Although some domestic workers live separately, many live with families and work weeks, if not months, without rest and isolated from their family and friends.

Alejo said the demands and low salary of domestic employment prevented her from having her own children. Others told The Associated Press that they were fired when they fell ill and asked their employers for help.

“When you work in someone’s house, life is not yours,” said Carolina Solana de Dios, a 47-year-old live-in nanny.

Their help is essential for working women, like Claudia Rodríguez, a 49-year-old single mother, who continues to struggle to enter professional spaces traditionally reserved for men. In Mexico and much of Latin America, a gap has long divided men and women in the workplace. In 2005, 80% of men were employed or looking for work, compared to 40% of women, according to Mexican government data.

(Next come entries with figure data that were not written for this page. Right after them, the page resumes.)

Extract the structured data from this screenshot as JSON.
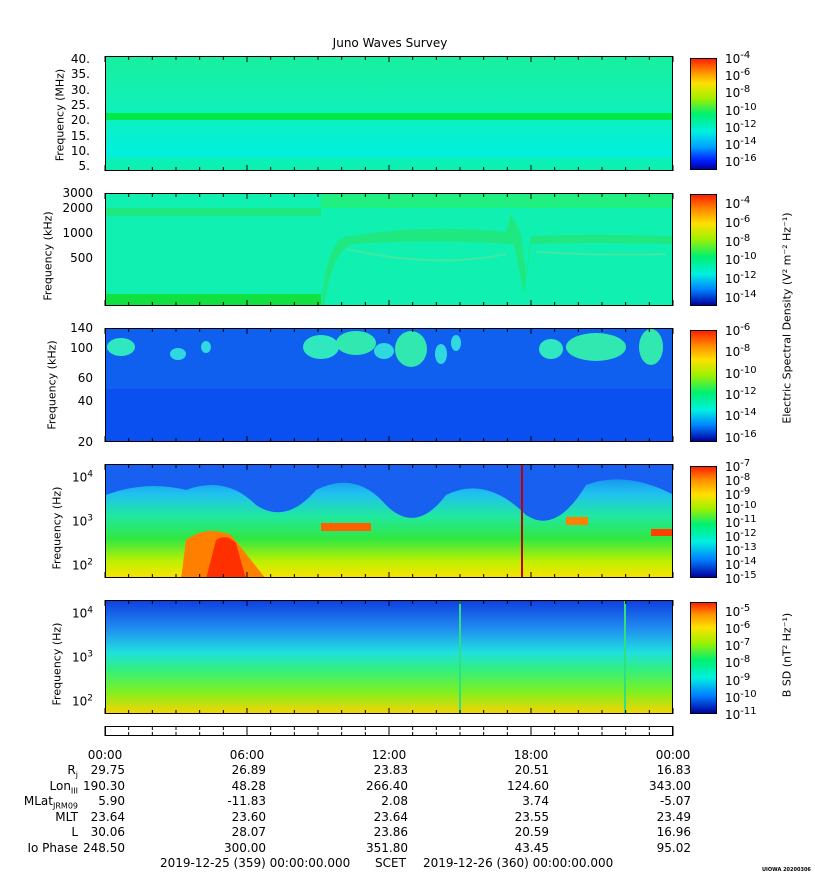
{
  "title": "Juno Waves Survey",
  "chart_data": {
    "type": "heatmap",
    "title": "Juno Waves Survey",
    "time_range": [
      "2019-12-25 (359) 00:00:00.000",
      "2019-12-26 (360) 00:00:00.000"
    ],
    "x_ticks": [
      "00:00",
      "06:00",
      "12:00",
      "18:00",
      "00:00"
    ],
    "panels": [
      {
        "ylabel": "Frequency (MHz)",
        "yticks": [
          "40.",
          "35.",
          "30.",
          "25.",
          "20.",
          "15.",
          "10.",
          "5."
        ],
        "ylim": [
          3.5,
          41
        ],
        "scale": "linear",
        "colorbar": {
          "labels": [
            "10-4",
            "10-6",
            "10-8",
            "10-10",
            "10-12",
            "10-14",
            "10-16"
          ],
          "exponents": [
            "-4",
            "-6",
            "-8",
            "-10",
            "-12",
            "-14",
            "-16"
          ],
          "range": [
            -17,
            -4
          ]
        },
        "features": [
          "band near 21 MHz"
        ]
      },
      {
        "ylabel": "Frequency (kHz)",
        "yticks": [
          "3000",
          "2000",
          "1000",
          "500"
        ],
        "ylim": [
          130,
          3000
        ],
        "scale": "log",
        "colorbar": {
          "exponents": [
            "-4",
            "-6",
            "-8",
            "-10",
            "-12",
            "-14"
          ],
          "range": [
            -15,
            -3
          ]
        }
      },
      {
        "ylabel": "Frequency (kHz)",
        "yticks": [
          "140",
          "100",
          "60",
          "40",
          "20"
        ],
        "ylim": [
          20,
          140
        ],
        "scale": "log",
        "colorbar": {
          "exponents": [
            "-6",
            "-8",
            "-10",
            "-12",
            "-14",
            "-16"
          ],
          "range": [
            -16.5,
            -6
          ]
        }
      },
      {
        "ylabel": "Frequency (Hz)",
        "yticks_base": [
          "10",
          "10",
          "10"
        ],
        "yticks_exp": [
          "4",
          "3",
          "2"
        ],
        "ylim": [
          50,
          20000
        ],
        "scale": "log",
        "colorbar": {
          "exponents": [
            "-7",
            "-8",
            "-9",
            "-10",
            "-11",
            "-12",
            "-13",
            "-14",
            "-15"
          ],
          "range": [
            -15,
            -7
          ]
        }
      },
      {
        "ylabel": "Frequency (Hz)",
        "yticks_base": [
          "10",
          "10",
          "10"
        ],
        "yticks_exp": [
          "4",
          "3",
          "2"
        ],
        "ylim": [
          50,
          20000
        ],
        "scale": "log",
        "colorbar": {
          "exponents": [
            "-5",
            "-6",
            "-7",
            "-8",
            "-9",
            "-10",
            "-11"
          ],
          "range": [
            -11,
            -4.5
          ]
        }
      }
    ],
    "colorbar_titles": {
      "electric": "Electric Spectral Density (V² m⁻² Hz⁻¹)",
      "magnetic": "B SD (nT² Hz⁻¹)"
    }
  },
  "ephemeris": {
    "rows": [
      {
        "label": "R",
        "sub": "j",
        "values": [
          "29.75",
          "26.89",
          "23.83",
          "20.51",
          "16.83"
        ]
      },
      {
        "label": "Lon",
        "sub": "III",
        "values": [
          "190.30",
          "48.28",
          "266.40",
          "124.60",
          "343.00"
        ]
      },
      {
        "label": "MLat",
        "sub": "JRM09",
        "values": [
          "5.90",
          "-11.83",
          "2.08",
          "3.74",
          "-5.07"
        ]
      },
      {
        "label": "MLT",
        "sub": "",
        "values": [
          "23.64",
          "23.60",
          "23.64",
          "23.55",
          "23.49"
        ]
      },
      {
        "label": "L",
        "sub": "",
        "values": [
          "30.06",
          "28.07",
          "23.86",
          "20.59",
          "16.96"
        ]
      },
      {
        "label": "Io Phase",
        "sub": "",
        "values": [
          "248.50",
          "300.00",
          "351.80",
          "43.45",
          "95.02"
        ]
      }
    ]
  },
  "footer": {
    "start": "2019-12-25 (359) 00:00:00.000",
    "scet": "SCET",
    "end": "2019-12-26 (360) 00:00:00.000"
  },
  "credit": "UIOWA 20200306",
  "ten": "10",
  "colors": {
    "low": "#0000c8",
    "mid": "#00ff70",
    "high": "#ff2000"
  }
}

That gap has narrowed over time, although significant differences in salary and leadership positions persist.

Rodríguez was born in a town two hours from Mexico City. She, her mother, and her siblings fled an abusive father and took refuge in the capital. Instead of pursuing her dream of becoming a professional dancer, she began to work and study because “I didn’t think about making all those sacrifices” that her mother had made, striving in a succession of informal jobs.

For years she made her way in the technology industry, but took on all the domestic work when she had daughters with her husband. When her husband left her for another woman six years ago, hiring a live-in domestic worker was the only thing she could do to stay afloat.

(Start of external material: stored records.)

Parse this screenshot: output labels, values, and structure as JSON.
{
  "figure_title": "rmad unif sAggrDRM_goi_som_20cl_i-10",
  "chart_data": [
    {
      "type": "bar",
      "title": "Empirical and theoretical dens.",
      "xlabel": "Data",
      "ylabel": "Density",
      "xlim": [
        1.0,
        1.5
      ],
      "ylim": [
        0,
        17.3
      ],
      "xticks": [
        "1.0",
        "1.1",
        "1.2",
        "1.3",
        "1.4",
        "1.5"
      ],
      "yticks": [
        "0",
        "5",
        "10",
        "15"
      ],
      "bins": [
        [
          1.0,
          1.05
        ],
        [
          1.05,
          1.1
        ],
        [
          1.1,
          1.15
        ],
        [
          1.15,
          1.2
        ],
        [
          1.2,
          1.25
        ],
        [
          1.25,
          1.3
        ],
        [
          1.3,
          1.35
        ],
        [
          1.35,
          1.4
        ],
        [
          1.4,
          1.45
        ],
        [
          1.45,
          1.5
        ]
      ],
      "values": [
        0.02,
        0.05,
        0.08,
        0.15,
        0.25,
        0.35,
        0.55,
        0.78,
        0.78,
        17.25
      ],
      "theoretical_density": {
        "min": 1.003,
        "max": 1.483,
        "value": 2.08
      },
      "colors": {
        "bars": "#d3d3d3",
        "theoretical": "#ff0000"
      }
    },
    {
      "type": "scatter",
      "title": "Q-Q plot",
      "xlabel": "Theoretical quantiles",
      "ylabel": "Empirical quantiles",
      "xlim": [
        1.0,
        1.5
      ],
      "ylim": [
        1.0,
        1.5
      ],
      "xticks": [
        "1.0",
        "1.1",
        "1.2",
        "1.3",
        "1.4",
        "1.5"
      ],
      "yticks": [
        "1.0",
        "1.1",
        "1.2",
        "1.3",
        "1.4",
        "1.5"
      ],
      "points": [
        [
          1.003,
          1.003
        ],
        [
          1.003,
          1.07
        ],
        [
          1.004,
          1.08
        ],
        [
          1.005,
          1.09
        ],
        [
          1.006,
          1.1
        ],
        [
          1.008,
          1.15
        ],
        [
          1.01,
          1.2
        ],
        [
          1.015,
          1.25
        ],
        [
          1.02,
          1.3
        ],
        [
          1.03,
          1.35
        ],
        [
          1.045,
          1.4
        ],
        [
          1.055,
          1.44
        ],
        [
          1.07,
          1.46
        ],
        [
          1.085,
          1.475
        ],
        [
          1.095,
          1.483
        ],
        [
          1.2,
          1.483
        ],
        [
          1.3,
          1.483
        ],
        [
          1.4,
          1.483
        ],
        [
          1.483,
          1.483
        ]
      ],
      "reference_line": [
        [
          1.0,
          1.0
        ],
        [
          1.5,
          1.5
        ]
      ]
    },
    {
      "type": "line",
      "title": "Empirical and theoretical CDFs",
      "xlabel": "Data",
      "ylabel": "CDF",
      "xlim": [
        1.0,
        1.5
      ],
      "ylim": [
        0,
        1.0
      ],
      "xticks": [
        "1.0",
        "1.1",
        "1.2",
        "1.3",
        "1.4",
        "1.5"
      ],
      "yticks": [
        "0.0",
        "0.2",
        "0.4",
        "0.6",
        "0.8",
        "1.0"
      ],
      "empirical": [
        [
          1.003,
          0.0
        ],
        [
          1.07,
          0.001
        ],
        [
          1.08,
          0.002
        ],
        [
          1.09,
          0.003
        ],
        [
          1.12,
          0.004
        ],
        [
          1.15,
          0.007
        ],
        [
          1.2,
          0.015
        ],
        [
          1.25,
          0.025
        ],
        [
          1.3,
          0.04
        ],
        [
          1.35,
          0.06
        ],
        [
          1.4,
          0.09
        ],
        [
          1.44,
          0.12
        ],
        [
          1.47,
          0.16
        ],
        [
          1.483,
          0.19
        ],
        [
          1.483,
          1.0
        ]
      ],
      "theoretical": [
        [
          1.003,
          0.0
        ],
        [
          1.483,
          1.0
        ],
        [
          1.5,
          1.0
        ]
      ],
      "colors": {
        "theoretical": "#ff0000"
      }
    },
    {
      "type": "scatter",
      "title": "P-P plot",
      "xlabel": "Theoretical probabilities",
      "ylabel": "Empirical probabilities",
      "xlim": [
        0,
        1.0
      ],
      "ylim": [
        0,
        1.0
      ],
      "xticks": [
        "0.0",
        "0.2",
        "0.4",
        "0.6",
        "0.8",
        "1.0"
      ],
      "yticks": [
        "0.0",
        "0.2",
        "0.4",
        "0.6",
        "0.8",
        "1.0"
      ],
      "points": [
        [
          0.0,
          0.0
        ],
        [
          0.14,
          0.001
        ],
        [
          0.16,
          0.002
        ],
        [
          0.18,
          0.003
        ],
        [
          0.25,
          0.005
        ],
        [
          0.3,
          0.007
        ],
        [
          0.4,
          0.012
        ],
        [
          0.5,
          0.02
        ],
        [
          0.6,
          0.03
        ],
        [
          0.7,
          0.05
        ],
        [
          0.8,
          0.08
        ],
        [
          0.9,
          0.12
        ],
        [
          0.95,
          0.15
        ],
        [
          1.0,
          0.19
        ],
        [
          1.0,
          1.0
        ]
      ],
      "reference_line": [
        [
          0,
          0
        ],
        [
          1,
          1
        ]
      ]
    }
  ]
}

Now, both she and her nanny, Irma, get up at 5 in the morning, one prepares lunch for her two daughters, and the other takes them to school.

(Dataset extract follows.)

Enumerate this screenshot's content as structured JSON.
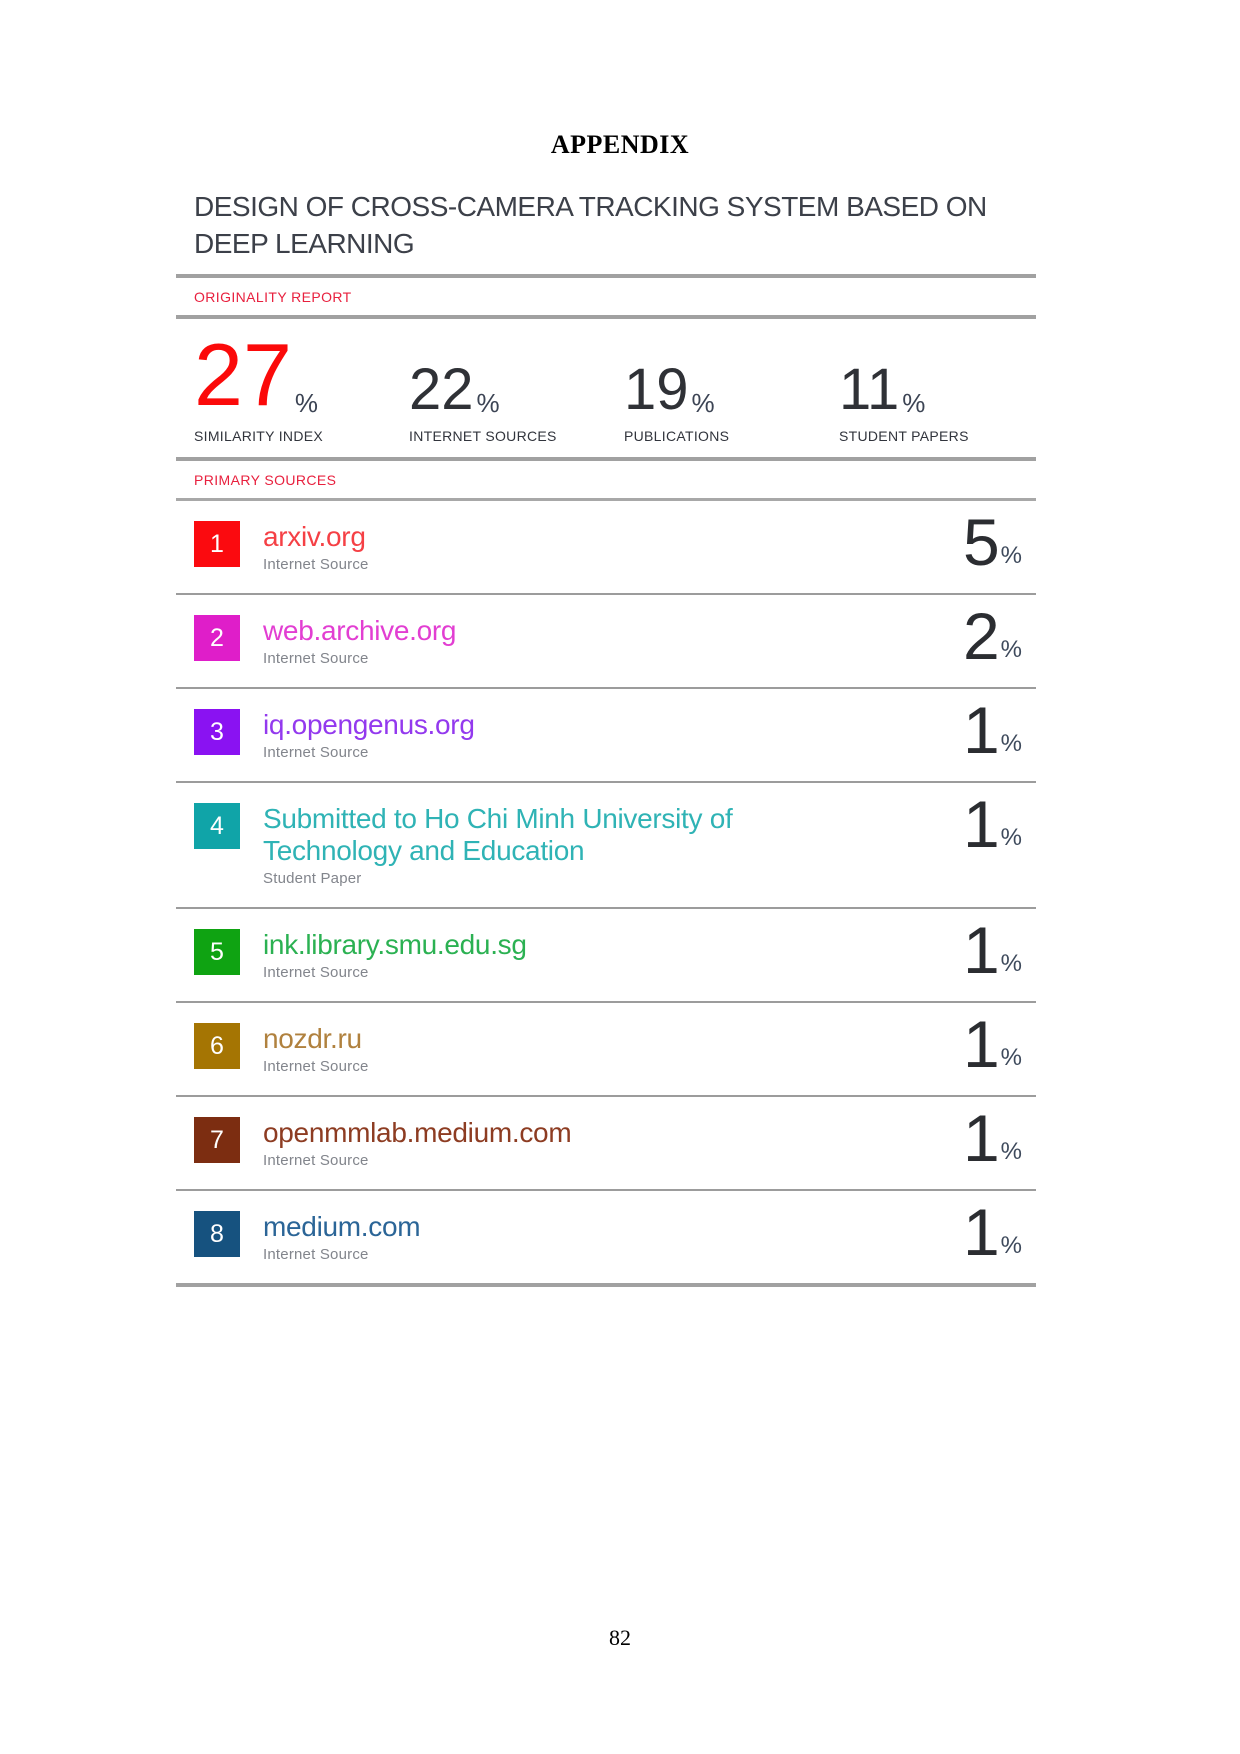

“In the case of businesswomen, we definitely couldn’t handle the whole package, simply because I think the expectations society has been too much,” she said.

However, a historic number of Mexican women are taking on leadership positions, partly due to gender quotas established in political parties. Since 2018, the Mexican Congress has had a 50-50 gender composition, and the number of female governors has skyrocketed.

Although none of the presidential candidates have openly spoken about domestic workers, both Sheinbaum and Gálvez proposed addressing violence against women and closing the gender pay gap.

The government of current President Andrés Manuel López Obrador passed a historic law in 2019 recognizing basic rights for domestic workers such as paid leave, limits on working hours, and access to employer-paid medical insurance.

But the government has not monitored the enforcement of these rules, leaving domestic workers unprotected and trapped in a “dynamic of power inequality,” explained Norma Palacios, head of the Mexican domestic workers’ union, SINACTRAHO.

In practice, nothing has changed, she pointed out, although “there is already a legal framework of labor rights towards us.”

Neither Alejo, the household employee, nor Rodríguez, the single mother, say they particularly identify with any of the main candidates. Both have plans to vote. Although the candidates seem more of the same to them, they agreed with Palacios that having a president would be an important step.

“It’s a woman who is going to be at the head of a country, right? In a macho country, in a country of inequality, in a country of violence against women, in a country of femicides,” said Palacios.

Meanwhile, workers like Alejo continue to walk a difficult path.

Alejo is among the 98% of domestic workers who are still not enrolled in medical insurance, according to SINACTRAHO data.

Finally, she works for a kind family that pays her a fair salary, but she is gathering courage to ask the family to pay for her medical insurance, and fears being replaced if she asks for her rights to be respected.

“They don’t like it when you ask for things,” she said. “It’s not easy to look for work. If you need to work, you end up accepting what they give you.”